In the Fa-Hien Lena Cave in Sri Lanka, which is also the oldest archaeological site in the region, the researchers unearthed the remnants of a young adult female, a child between five and six years old and at least two infants. Along with them, there were a whole bunch of instruments used for hunting. The scientists concluded that ancient humans who lived in the before-mentioned cave about 30,000 years ago used to hunt monkeys and squirrels using complex techniques and tools.
Another surprising fact is that Fa-Hien Lena Cave opens up to a rainforest, which might suggest that ancient humans adapted to the environment they lived in much more than previously estimated.

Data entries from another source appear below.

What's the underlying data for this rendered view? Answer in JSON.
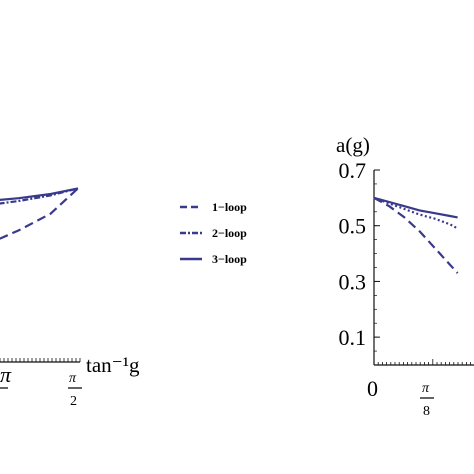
{
  "colors": {
    "series": "#3a3a8c",
    "axis": "#111111"
  },
  "legend": {
    "placement": "center",
    "entries": [
      "1−loop",
      "2−loop",
      "3−loop"
    ]
  },
  "chart_data": [
    {
      "type": "line",
      "partially_visible": "right portion only",
      "xlabel": "tan⁻¹g",
      "x_ticks_visible": [
        {
          "frac_num": "π",
          "frac_den": ""
        },
        {
          "frac_num": "π",
          "frac_den": "2"
        }
      ],
      "xlim_right": 1.5708,
      "series": [
        {
          "name": "1−loop",
          "style": "dashed",
          "x": [
            1.0,
            1.2,
            1.4,
            1.5708
          ],
          "y": [
            0.42,
            0.47,
            0.53,
            0.62
          ]
        },
        {
          "name": "2−loop",
          "style": "dash-dot",
          "x": [
            1.0,
            1.2,
            1.4,
            1.5708
          ],
          "y": [
            0.56,
            0.575,
            0.595,
            0.62
          ]
        },
        {
          "name": "3−loop",
          "style": "solid",
          "x": [
            1.0,
            1.2,
            1.4,
            1.5708
          ],
          "y": [
            0.575,
            0.585,
            0.6,
            0.62
          ]
        }
      ]
    },
    {
      "type": "line",
      "partially_visible": "left portion only",
      "ylabel": "a(g)",
      "ylim": [
        0.0,
        0.7
      ],
      "y_ticks": [
        "0.1",
        "0.3",
        "0.5",
        "0.7"
      ],
      "x_ticks_visible": [
        {
          "label": "0"
        },
        {
          "frac_num": "π",
          "frac_den": "8"
        }
      ],
      "series": [
        {
          "name": "1−loop",
          "style": "dashed",
          "x": [
            0.0,
            0.1,
            0.2,
            0.3,
            0.4,
            0.5,
            0.55
          ],
          "y": [
            0.6,
            0.57,
            0.53,
            0.48,
            0.42,
            0.36,
            0.33
          ]
        },
        {
          "name": "2−loop",
          "style": "dotted",
          "x": [
            0.0,
            0.1,
            0.2,
            0.3,
            0.4,
            0.5,
            0.55
          ],
          "y": [
            0.6,
            0.58,
            0.56,
            0.54,
            0.525,
            0.505,
            0.49
          ]
        },
        {
          "name": "3−loop",
          "style": "solid",
          "x": [
            0.0,
            0.1,
            0.2,
            0.3,
            0.4,
            0.5,
            0.55
          ],
          "y": [
            0.6,
            0.585,
            0.57,
            0.555,
            0.545,
            0.535,
            0.53
          ]
        }
      ]
    }
  ]
}
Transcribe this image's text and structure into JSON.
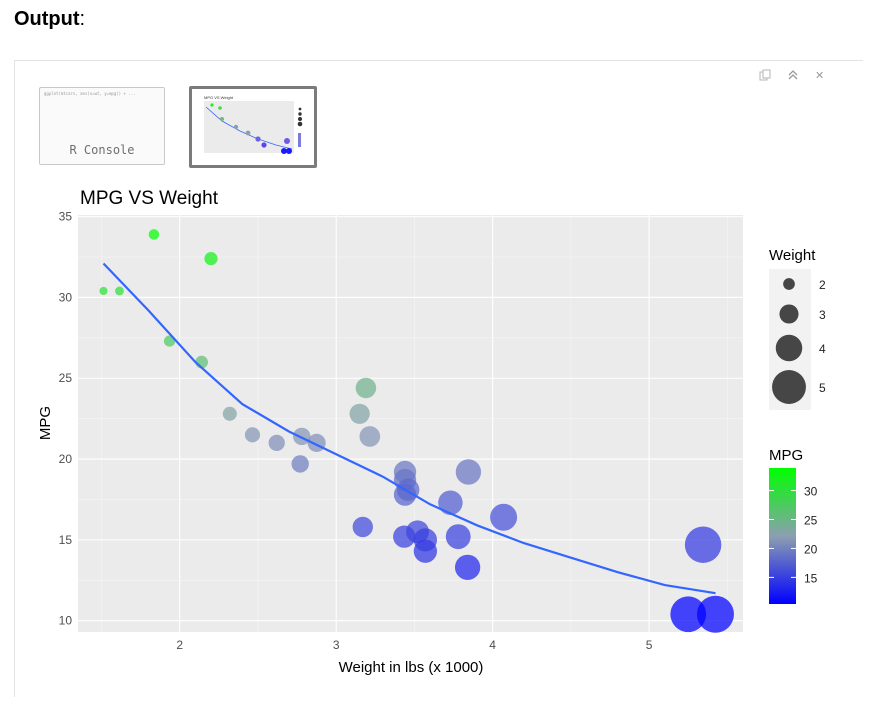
{
  "page": {
    "heading_bold": "Output",
    "heading_rest": ":"
  },
  "window_controls": {
    "copy_icon": "copy-icon",
    "collapse_icon": "chevrons-up-icon",
    "close_label": "✕"
  },
  "thumbnails": {
    "console_label": "R Console",
    "console_code": "ggplot(mtcars, aes(x=wt, y=mpg)) + ..."
  },
  "colors": {
    "panel_bg": "#ebebeb",
    "grid_major": "#ffffff",
    "smooth_line": "#3366ff",
    "mpg_low": "#0000ff",
    "mpg_mid": "#8c9fb0",
    "mpg_high": "#00ff00",
    "size_key": "#333333"
  },
  "chart_data": {
    "type": "scatter",
    "title": "MPG VS Weight",
    "xlabel": "Weight in lbs (x 1000)",
    "ylabel": "MPG",
    "xlim": [
      1.35,
      5.6
    ],
    "ylim": [
      9.3,
      35.1
    ],
    "x_ticks": [
      2,
      3,
      4,
      5
    ],
    "y_ticks": [
      10,
      15,
      20,
      25,
      30,
      35
    ],
    "points": [
      {
        "x": 2.62,
        "y": 21.0
      },
      {
        "x": 2.875,
        "y": 21.0
      },
      {
        "x": 2.32,
        "y": 22.8
      },
      {
        "x": 3.215,
        "y": 21.4
      },
      {
        "x": 3.44,
        "y": 18.7
      },
      {
        "x": 3.46,
        "y": 18.1
      },
      {
        "x": 3.57,
        "y": 14.3
      },
      {
        "x": 3.19,
        "y": 24.4
      },
      {
        "x": 3.15,
        "y": 22.8
      },
      {
        "x": 3.44,
        "y": 19.2
      },
      {
        "x": 3.44,
        "y": 17.8
      },
      {
        "x": 4.07,
        "y": 16.4
      },
      {
        "x": 3.73,
        "y": 17.3
      },
      {
        "x": 3.78,
        "y": 15.2
      },
      {
        "x": 5.25,
        "y": 10.4
      },
      {
        "x": 5.424,
        "y": 10.4
      },
      {
        "x": 5.345,
        "y": 14.7
      },
      {
        "x": 2.2,
        "y": 32.4
      },
      {
        "x": 1.615,
        "y": 30.4
      },
      {
        "x": 1.835,
        "y": 33.9
      },
      {
        "x": 2.465,
        "y": 21.5
      },
      {
        "x": 3.52,
        "y": 15.5
      },
      {
        "x": 3.435,
        "y": 15.2
      },
      {
        "x": 3.84,
        "y": 13.3
      },
      {
        "x": 3.845,
        "y": 19.2
      },
      {
        "x": 1.935,
        "y": 27.3
      },
      {
        "x": 2.14,
        "y": 26.0
      },
      {
        "x": 1.513,
        "y": 30.4
      },
      {
        "x": 3.17,
        "y": 15.8
      },
      {
        "x": 2.77,
        "y": 19.7
      },
      {
        "x": 3.57,
        "y": 15.0
      },
      {
        "x": 2.78,
        "y": 21.4
      }
    ],
    "smooth": {
      "method": "loess",
      "x": [
        1.513,
        1.8,
        2.1,
        2.4,
        2.7,
        3.0,
        3.3,
        3.6,
        3.9,
        4.2,
        4.5,
        4.8,
        5.1,
        5.424
      ],
      "y": [
        32.1,
        29.2,
        26.0,
        23.4,
        21.7,
        20.3,
        18.9,
        17.2,
        15.9,
        14.8,
        13.9,
        13.0,
        12.2,
        11.7
      ]
    },
    "legend_size": {
      "title": "Weight",
      "labels": [
        "2",
        "3",
        "4",
        "5"
      ],
      "values": [
        2,
        3,
        4,
        5
      ],
      "position": "right"
    },
    "legend_color": {
      "title": "MPG",
      "labels": [
        "30",
        "25",
        "20",
        "15"
      ],
      "values": [
        30,
        25,
        20,
        15
      ],
      "range": [
        10.4,
        33.9
      ],
      "position": "right"
    }
  }
}
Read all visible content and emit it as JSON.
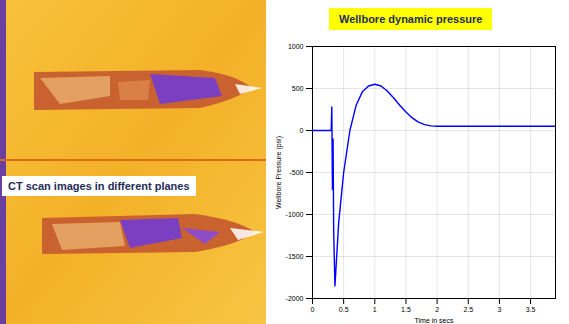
{
  "panel": {
    "caption": "CT scan images in different planes"
  },
  "chart_data": {
    "type": "line",
    "title": "Wellbore dynamic pressure",
    "x_label": "Time in secs",
    "y_label": "Wellbore Pressure (psi)",
    "x": [
      0,
      0.28,
      0.3,
      0.31,
      0.32,
      0.33,
      0.34,
      0.36,
      0.38,
      0.42,
      0.5,
      0.6,
      0.7,
      0.8,
      0.9,
      1.0,
      1.1,
      1.2,
      1.3,
      1.4,
      1.5,
      1.6,
      1.7,
      1.8,
      1.9,
      2.0,
      2.5,
      3.0,
      3.5,
      3.9
    ],
    "values": [
      0,
      0,
      0,
      280,
      -700,
      -100,
      -1200,
      -1850,
      -1600,
      -1100,
      -500,
      0,
      300,
      460,
      530,
      550,
      530,
      470,
      390,
      300,
      220,
      150,
      100,
      70,
      55,
      50,
      50,
      50,
      50,
      50
    ],
    "color": "#0000ff",
    "xlim": [
      0,
      3.9
    ],
    "xticks": [
      0,
      0.5,
      1,
      1.5,
      2,
      2.5,
      3,
      3.5
    ],
    "ylim": [
      -2000,
      1000
    ],
    "yticks": [
      -2000,
      -1500,
      -1000,
      -500,
      0,
      500,
      1000
    ],
    "grid": true
  }
}
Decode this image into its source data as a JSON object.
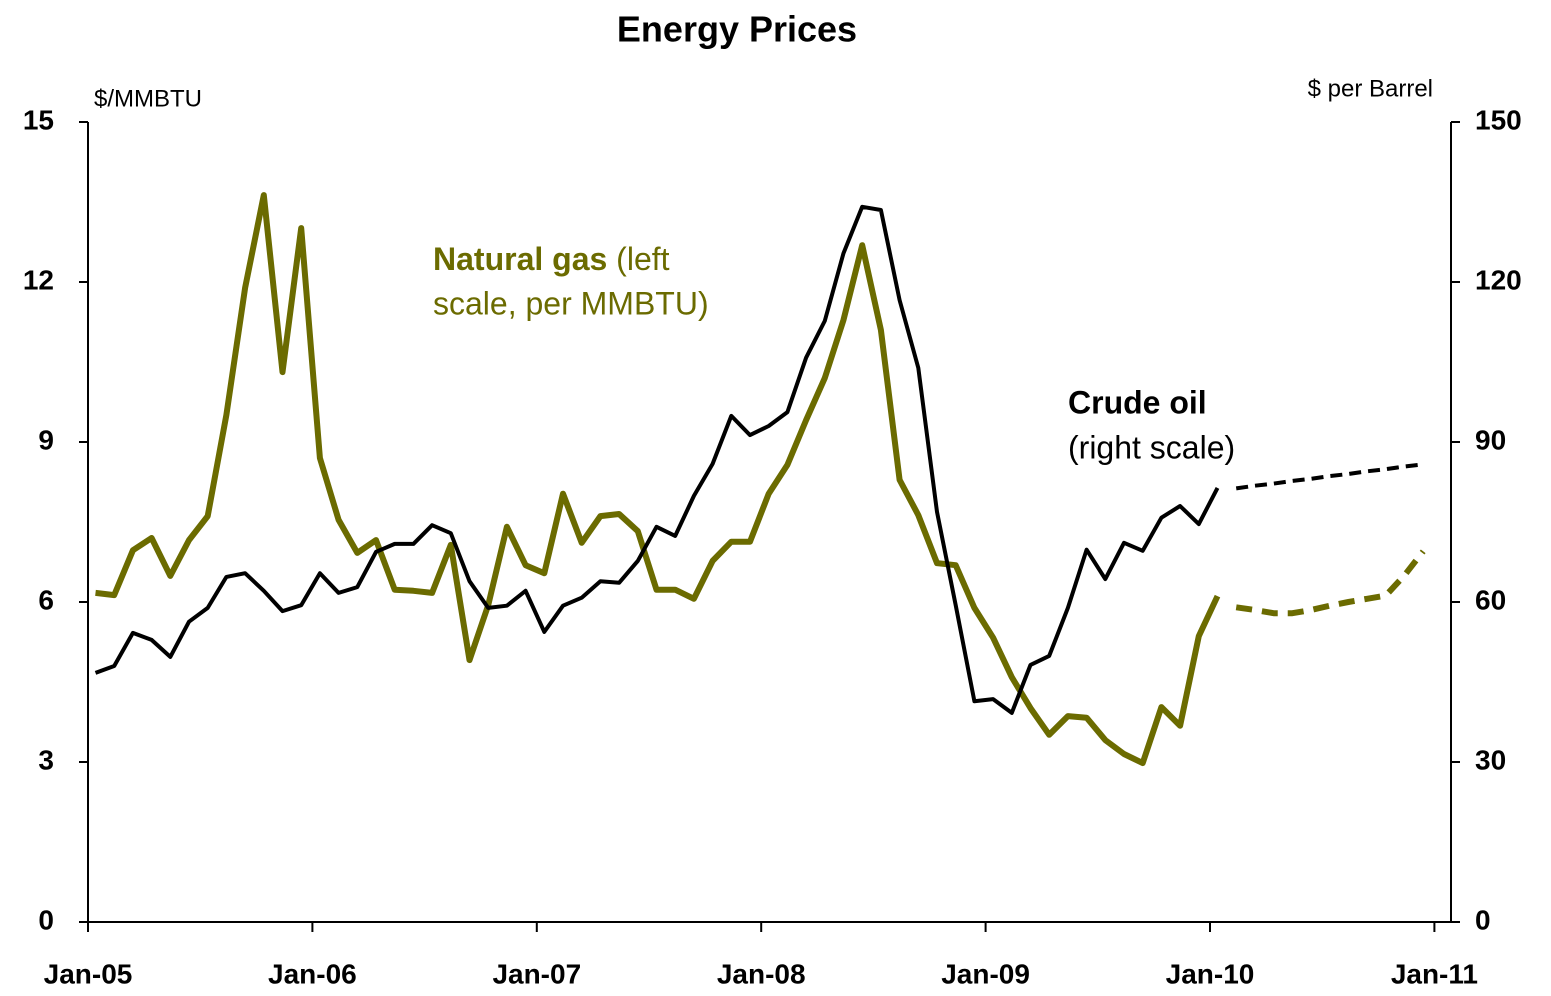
{
  "chart_data": {
    "type": "line",
    "title": "Energy Prices",
    "y_label": "$/MMBTU",
    "y2_label": "$ per Barrel",
    "annotations": [
      "Natural gas",
      "(left",
      "scale, per MMBTU)",
      "Crude oil",
      "(right scale)"
    ],
    "categories": [
      "Jan-05",
      null,
      null,
      null,
      null,
      null,
      null,
      null,
      null,
      null,
      null,
      null,
      "Jan-06",
      null,
      null,
      null,
      null,
      null,
      null,
      null,
      null,
      null,
      null,
      null,
      "Jan-07",
      null,
      null,
      null,
      null,
      null,
      null,
      null,
      null,
      null,
      null,
      null,
      "Jan-08",
      null,
      null,
      null,
      null,
      null,
      null,
      null,
      null,
      null,
      null,
      null,
      "Jan-09",
      null,
      null,
      null,
      null,
      null,
      null,
      null,
      null,
      null,
      null,
      null,
      "Jan-10",
      null,
      null,
      null,
      null,
      null,
      null,
      null,
      null,
      null,
      null,
      null,
      "Jan-11"
    ],
    "ylim": [
      0,
      15
    ],
    "yticks": [
      0,
      3,
      6,
      9,
      12,
      15
    ],
    "y2lim": [
      0,
      150
    ],
    "y2ticks": [
      0,
      30,
      60,
      90,
      120,
      150
    ],
    "series": [
      {
        "color": "#6b6b00",
        "axis": "y",
        "dashed": false,
        "values": [
          6.17,
          6.13,
          6.97,
          7.2,
          6.49,
          7.16,
          7.61,
          9.51,
          11.89,
          13.63,
          10.31,
          13.01,
          8.7,
          7.54,
          6.92,
          7.16,
          6.23,
          6.21,
          6.17,
          7.07,
          4.91,
          5.94,
          7.41,
          6.69,
          6.54,
          8.03,
          7.11,
          7.61,
          7.65,
          7.33,
          6.23,
          6.23,
          6.06,
          6.77,
          7.13,
          7.13,
          8.03,
          8.57,
          9.41,
          10.2,
          11.29,
          12.69,
          11.1,
          8.29,
          7.63,
          6.73,
          6.69,
          5.89,
          5.33,
          4.59,
          4.01,
          3.51,
          3.86,
          3.83,
          3.41,
          3.15,
          2.98,
          4.03,
          3.68,
          5.36,
          6.11,
          null,
          null,
          null,
          null,
          null,
          null,
          null,
          null,
          null,
          null,
          null,
          null
        ]
      },
      {
        "color": "#6b6b00",
        "axis": "y",
        "dashed": true,
        "values": [
          null,
          null,
          null,
          null,
          null,
          null,
          null,
          null,
          null,
          null,
          null,
          null,
          null,
          null,
          null,
          null,
          null,
          null,
          null,
          null,
          null,
          null,
          null,
          null,
          null,
          null,
          null,
          null,
          null,
          null,
          null,
          null,
          null,
          null,
          null,
          null,
          null,
          null,
          null,
          null,
          null,
          null,
          null,
          null,
          null,
          null,
          null,
          null,
          null,
          null,
          null,
          null,
          null,
          null,
          null,
          null,
          null,
          null,
          null,
          null,
          null,
          5.9,
          5.85,
          5.79,
          5.79,
          5.85,
          5.93,
          6.0,
          6.06,
          6.12,
          6.5,
          6.95,
          null
        ]
      },
      {
        "color": "#000000",
        "axis": "y2",
        "dashed": false,
        "values": [
          46.7,
          48.0,
          54.2,
          52.9,
          49.7,
          56.3,
          58.9,
          64.7,
          65.4,
          62.1,
          58.3,
          59.4,
          65.4,
          61.7,
          62.8,
          69.4,
          70.9,
          70.9,
          74.4,
          72.9,
          63.9,
          58.9,
          59.3,
          62.1,
          54.4,
          59.3,
          60.8,
          63.9,
          63.6,
          67.7,
          74.1,
          72.4,
          79.9,
          85.9,
          94.9,
          91.3,
          93.0,
          95.6,
          105.8,
          112.7,
          125.4,
          134.1,
          133.5,
          116.6,
          103.9,
          76.9,
          59.4,
          41.4,
          41.8,
          39.2,
          48.2,
          49.9,
          58.9,
          69.8,
          64.3,
          71.1,
          69.6,
          75.8,
          78.0,
          74.6,
          81.4,
          null,
          null,
          null,
          null,
          null,
          null,
          null,
          null,
          null,
          null,
          null,
          null
        ]
      },
      {
        "color": "#000000",
        "axis": "y2",
        "dashed": true,
        "values": [
          null,
          null,
          null,
          null,
          null,
          null,
          null,
          null,
          null,
          null,
          null,
          null,
          null,
          null,
          null,
          null,
          null,
          null,
          null,
          null,
          null,
          null,
          null,
          null,
          null,
          null,
          null,
          null,
          null,
          null,
          null,
          null,
          null,
          null,
          null,
          null,
          null,
          null,
          null,
          null,
          null,
          null,
          null,
          null,
          null,
          null,
          null,
          null,
          null,
          null,
          null,
          null,
          null,
          null,
          null,
          null,
          null,
          null,
          null,
          null,
          null,
          81.3,
          81.8,
          82.2,
          82.7,
          83.1,
          83.6,
          84.0,
          84.5,
          84.9,
          85.4,
          85.8,
          null
        ]
      }
    ]
  }
}
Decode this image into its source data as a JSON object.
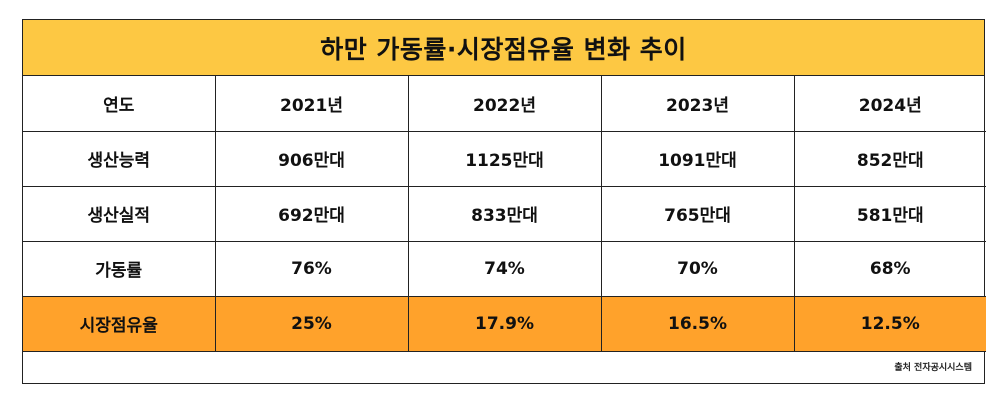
{
  "title": "하만 가동률·시장점유율 변화 추이",
  "table": {
    "header": [
      "연도",
      "2021년",
      "2022년",
      "2023년",
      "2024년"
    ],
    "rows": [
      {
        "label": "생산능력",
        "values": [
          "906만대",
          "1125만대",
          "1091만대",
          "852만대"
        ]
      },
      {
        "label": "생산실적",
        "values": [
          "692만대",
          "833만대",
          "765만대",
          "581만대"
        ]
      },
      {
        "label": "가동률",
        "values": [
          "76%",
          "74%",
          "70%",
          "68%"
        ]
      },
      {
        "label": "시장점유율",
        "values": [
          "25%",
          "17.9%",
          "16.5%",
          "12.5%"
        ]
      }
    ]
  },
  "source": "출처 전자공시시스템",
  "colors": {
    "title_background": "#fdc843",
    "highlight_row": "#ffa22b",
    "border": "#222222"
  }
}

While scientists are aware that Homo Sapiens used to hunt medium to large animals in savannas and coastal areas, no researcher believed, until now, that early humans were also hunting in rainforests since these woods do not offer the daily pray Homo Sapiens used to eat.
Ancient Humans Used To Hunt Monkeys And Squirrels Using Complex Techniques and Tools
“Over the last two decades, research has highlighted human occupation of tropical rainforests in South Asia, Southeast Asia, and Melanesia at least as early as 45,000 years ago, so the potential for human reliance on small mammals in these settings prior to 20,000 years ago seems likely,” explained Patrick Roberts from the Science of Human History ‘s Department of Archaeology of the Max Planck Institute.
“We have evidence that people were living in rainforests from previous research, but exactly how they utilized forest resources, we didn’t know. For the first time, we have evidence of heavy reliance on forest resources by the people that were present in Sri Lanka as early as 45,000 years ago. For a long time, anthropologists and archaeologists saw tropical rainforests as a barrier to successful human dispersion,” added Noel Amano, one of the study’s authors, also from Max Planck Institute.